Агнесса подняла на него глаза с видом благоговейного смирения, точно созерцая некое небесное создание, но лицо ее засияло точно так же, как и у него, она сложила руки на груди, что делала всякий раз, испытывая душевное волнение, и, глубоко вздохнув, промолвила:
– Ах, если бы мне были ниспосланы такие дарования!
– Конечно, они и твои, сердечко мое, – заверил ее монах. – В Царстве Божием нет ни моего, ни твоего, но все, что принадлежит одному, в равной мере есть достояние всех остальных. Я никогда не наслаждаюсь своим искусством более, чем когда размышляю об общении святых[19] и о том, что все, что Господу нашему угодно сотворить через мое посредство, принадлежит также самому малому и смиренному в царстве Его. Увидев какой-нибудь редкостный цветок или птичку, поющую на веточке, я подмечаю их, запоминаю и говорю себе: «Это чудесное творение Господа украсит часовню, или окантовку страниц молитвенника, или передний план запрестольного образа, и так все святые утешатся».

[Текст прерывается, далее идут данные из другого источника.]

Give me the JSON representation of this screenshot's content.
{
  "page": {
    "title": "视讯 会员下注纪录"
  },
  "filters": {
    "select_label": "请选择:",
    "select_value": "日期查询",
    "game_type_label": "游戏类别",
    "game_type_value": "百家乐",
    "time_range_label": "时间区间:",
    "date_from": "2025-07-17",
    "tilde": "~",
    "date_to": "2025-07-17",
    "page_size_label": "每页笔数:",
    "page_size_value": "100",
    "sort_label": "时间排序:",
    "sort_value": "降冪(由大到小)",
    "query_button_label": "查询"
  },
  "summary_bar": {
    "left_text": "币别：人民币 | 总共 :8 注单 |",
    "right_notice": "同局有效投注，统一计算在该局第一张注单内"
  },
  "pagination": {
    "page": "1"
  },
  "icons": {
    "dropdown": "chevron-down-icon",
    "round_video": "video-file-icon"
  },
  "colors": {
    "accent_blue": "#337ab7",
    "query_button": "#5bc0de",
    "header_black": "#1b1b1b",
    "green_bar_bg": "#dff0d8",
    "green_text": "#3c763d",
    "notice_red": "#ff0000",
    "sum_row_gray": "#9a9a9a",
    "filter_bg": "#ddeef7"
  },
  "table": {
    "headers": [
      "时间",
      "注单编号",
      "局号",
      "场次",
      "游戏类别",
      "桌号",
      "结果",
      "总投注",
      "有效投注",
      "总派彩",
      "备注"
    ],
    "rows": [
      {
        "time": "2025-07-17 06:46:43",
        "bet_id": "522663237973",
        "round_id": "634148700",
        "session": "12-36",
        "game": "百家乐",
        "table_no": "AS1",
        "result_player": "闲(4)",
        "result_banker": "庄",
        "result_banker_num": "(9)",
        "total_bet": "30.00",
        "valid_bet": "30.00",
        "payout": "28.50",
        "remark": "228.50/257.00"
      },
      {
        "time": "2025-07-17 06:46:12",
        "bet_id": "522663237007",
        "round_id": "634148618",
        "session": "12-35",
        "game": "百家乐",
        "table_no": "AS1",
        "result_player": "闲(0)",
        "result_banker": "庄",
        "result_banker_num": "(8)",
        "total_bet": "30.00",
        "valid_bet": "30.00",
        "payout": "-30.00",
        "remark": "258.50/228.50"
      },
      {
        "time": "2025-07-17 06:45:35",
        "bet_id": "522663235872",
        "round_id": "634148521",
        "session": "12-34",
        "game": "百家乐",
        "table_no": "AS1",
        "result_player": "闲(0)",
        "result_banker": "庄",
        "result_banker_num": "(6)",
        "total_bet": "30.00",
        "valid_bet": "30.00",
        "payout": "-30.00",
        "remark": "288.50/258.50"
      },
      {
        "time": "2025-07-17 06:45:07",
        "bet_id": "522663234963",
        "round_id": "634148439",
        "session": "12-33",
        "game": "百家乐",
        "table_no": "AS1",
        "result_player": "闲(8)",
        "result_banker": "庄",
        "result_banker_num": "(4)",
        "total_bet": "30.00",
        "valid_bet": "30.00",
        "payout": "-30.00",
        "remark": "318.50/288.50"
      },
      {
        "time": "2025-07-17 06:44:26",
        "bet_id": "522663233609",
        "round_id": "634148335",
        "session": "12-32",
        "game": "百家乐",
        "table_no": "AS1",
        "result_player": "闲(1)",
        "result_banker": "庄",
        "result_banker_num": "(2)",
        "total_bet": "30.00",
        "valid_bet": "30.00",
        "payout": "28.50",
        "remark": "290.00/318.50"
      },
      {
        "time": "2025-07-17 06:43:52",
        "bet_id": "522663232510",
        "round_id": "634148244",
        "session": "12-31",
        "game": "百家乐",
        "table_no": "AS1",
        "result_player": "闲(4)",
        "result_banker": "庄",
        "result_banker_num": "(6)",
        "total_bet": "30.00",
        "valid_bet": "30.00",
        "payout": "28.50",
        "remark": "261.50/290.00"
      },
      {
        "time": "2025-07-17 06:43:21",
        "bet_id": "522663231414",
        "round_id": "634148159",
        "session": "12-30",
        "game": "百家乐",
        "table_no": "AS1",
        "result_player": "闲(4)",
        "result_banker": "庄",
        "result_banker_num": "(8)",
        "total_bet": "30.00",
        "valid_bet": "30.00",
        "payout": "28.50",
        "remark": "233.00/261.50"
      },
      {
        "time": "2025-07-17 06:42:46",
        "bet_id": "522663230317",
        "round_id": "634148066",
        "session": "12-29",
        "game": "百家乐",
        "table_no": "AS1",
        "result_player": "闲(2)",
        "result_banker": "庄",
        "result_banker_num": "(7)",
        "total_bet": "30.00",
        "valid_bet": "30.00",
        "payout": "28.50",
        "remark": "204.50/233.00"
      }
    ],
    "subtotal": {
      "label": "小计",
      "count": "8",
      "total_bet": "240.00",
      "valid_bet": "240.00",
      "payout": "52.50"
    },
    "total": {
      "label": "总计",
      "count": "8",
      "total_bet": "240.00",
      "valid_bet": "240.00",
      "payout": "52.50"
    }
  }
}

– Но сколь мало под силу бедной девице! – с жаром возразила Агнесса. – Ах, как я жажду пожертвовать собой ради Господа нашего, который отдал жизнь за нас и за свою Святую церковь!
Когда Агнесса произнесла эти слова, ланиты ее, обыкновенно прозрачно-бледные, залились трепетным румянцем, а темные очи приняли выражение глубокого, боговдохновенного восторга, а спустя мгновение багрянец этот медленно поблек, голова поникла, длинные черные ресницы опустились, а руки она стиснула на груди. Тем временем монах следил за нею воспламенившимся взором.